The principal arguments in favour of privatisation; (1) Renewal of facilities and reduced overcrowding (2) reduced costs and (3) improved programs.

8.      Which countries currently have introduced privatisation in corrections?

Countries that have currently introduced privatization in corrections include Britain, New Zealand and United Kingdom (UK). There has also a considerable growth observed in South Africa.

9.      How extensive is privatisation in the US?

Proof of extensive privatization are the number of privatized centers; 43 in Texas, 24 in California, 10 in Florida and 9 in Colorado. Also, total of 158 are found in 31 states of USA. And approximately 7% of the 94,000 inmates are in private centers.

10.  Which Australian states currently have adopted privatisation?

The Australian states that have currently adopted privatization are New South Wales (NSW), Queensland (Qld), Victoria (Vic), Western Australia (WA), and South Australia (SA).

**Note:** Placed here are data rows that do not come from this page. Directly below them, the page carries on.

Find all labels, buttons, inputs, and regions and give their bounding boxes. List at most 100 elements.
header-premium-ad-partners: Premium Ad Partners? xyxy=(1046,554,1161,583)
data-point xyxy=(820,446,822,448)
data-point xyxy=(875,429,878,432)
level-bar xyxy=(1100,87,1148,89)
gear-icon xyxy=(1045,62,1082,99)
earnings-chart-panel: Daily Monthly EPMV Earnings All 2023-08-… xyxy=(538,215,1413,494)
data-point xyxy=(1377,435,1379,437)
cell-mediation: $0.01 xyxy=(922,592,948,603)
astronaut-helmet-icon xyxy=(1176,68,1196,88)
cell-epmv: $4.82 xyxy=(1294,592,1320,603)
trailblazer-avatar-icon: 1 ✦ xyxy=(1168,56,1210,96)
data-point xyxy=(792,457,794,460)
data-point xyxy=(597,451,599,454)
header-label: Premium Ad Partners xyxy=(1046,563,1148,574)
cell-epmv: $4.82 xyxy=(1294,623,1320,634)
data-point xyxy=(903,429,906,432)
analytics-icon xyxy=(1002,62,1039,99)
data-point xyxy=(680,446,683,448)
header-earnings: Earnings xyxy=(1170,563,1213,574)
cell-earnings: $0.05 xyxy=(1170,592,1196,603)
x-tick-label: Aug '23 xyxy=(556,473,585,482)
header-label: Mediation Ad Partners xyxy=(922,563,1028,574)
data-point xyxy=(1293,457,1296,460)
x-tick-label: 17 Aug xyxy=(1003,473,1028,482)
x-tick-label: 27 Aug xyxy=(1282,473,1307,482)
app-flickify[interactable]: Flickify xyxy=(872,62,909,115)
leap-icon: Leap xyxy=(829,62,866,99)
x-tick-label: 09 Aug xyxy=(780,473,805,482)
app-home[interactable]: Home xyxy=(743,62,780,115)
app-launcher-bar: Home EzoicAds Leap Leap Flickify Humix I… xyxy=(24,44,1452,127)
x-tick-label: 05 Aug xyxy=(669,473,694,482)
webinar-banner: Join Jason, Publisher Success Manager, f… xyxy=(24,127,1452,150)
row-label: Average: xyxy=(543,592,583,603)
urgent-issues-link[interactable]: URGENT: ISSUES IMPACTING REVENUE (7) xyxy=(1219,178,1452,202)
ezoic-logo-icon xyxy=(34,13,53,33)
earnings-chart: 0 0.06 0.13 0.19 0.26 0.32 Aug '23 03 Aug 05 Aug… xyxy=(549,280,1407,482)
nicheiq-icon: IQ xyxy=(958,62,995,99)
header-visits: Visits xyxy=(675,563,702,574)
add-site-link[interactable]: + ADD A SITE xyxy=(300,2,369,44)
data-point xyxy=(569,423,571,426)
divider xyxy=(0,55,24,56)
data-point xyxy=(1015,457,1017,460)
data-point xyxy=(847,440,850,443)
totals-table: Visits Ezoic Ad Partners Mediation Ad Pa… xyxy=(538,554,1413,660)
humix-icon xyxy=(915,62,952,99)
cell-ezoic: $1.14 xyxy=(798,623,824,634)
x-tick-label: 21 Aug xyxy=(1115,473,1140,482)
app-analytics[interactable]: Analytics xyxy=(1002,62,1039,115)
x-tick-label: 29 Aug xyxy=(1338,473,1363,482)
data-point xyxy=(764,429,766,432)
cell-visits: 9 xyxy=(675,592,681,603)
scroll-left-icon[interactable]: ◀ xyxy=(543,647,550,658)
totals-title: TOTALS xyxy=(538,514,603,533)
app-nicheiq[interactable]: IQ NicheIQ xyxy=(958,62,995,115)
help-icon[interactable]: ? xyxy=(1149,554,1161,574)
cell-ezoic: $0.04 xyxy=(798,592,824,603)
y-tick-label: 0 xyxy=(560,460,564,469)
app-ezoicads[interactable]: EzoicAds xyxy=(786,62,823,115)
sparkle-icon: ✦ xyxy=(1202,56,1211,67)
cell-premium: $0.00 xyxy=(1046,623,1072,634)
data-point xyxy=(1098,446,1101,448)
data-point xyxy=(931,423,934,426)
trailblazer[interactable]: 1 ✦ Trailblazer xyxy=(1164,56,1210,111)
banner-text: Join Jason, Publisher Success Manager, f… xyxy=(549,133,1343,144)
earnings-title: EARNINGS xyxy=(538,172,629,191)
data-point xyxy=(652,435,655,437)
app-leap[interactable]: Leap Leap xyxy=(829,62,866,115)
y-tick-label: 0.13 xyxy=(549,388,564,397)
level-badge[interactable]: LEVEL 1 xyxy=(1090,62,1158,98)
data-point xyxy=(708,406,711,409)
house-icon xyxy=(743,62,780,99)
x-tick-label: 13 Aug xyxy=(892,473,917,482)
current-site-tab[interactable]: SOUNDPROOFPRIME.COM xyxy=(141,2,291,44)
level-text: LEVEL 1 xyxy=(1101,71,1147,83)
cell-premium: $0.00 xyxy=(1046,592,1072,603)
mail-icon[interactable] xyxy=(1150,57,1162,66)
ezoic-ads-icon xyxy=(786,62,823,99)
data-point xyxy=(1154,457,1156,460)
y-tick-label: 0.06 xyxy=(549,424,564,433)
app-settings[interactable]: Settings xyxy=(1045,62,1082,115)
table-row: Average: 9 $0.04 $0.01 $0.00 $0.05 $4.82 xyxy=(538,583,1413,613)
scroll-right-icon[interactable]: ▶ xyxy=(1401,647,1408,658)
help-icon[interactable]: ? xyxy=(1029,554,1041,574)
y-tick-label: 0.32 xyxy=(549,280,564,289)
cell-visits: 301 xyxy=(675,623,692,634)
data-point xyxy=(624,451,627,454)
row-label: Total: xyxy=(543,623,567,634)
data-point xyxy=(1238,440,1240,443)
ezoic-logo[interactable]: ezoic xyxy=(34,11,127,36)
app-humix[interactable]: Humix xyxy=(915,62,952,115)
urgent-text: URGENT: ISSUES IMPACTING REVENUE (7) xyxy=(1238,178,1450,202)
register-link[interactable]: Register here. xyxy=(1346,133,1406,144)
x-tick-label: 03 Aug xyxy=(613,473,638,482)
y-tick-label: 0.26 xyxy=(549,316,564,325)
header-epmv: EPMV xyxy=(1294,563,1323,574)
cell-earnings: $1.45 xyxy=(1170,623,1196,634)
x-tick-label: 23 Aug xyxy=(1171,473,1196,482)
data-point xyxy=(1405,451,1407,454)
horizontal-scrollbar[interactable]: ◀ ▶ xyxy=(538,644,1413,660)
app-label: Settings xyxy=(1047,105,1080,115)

11.  What does Harding mean when he says that Australia’s first private prison ‘picked the tastiest cherries’?

Borallon is an overly-secured institution with high allocated budget. By preferring prisoners that are easier to managed, the institution can extort the allocated budget for security purposes.

12.  What is a ‘DCFM’ contract? What sorts of contracts have been issued in the Australian context?

In DCFM, (Design-Construct-Finance-Manage) the company under contract is the over all in-charge starting from designing the facility up until its actual operation and management. Other contracts issued include DCF (Design-Construct-Finance-Public Sector Manage), M (Manage) and BOOT (Build-Own-Operate-Transfer).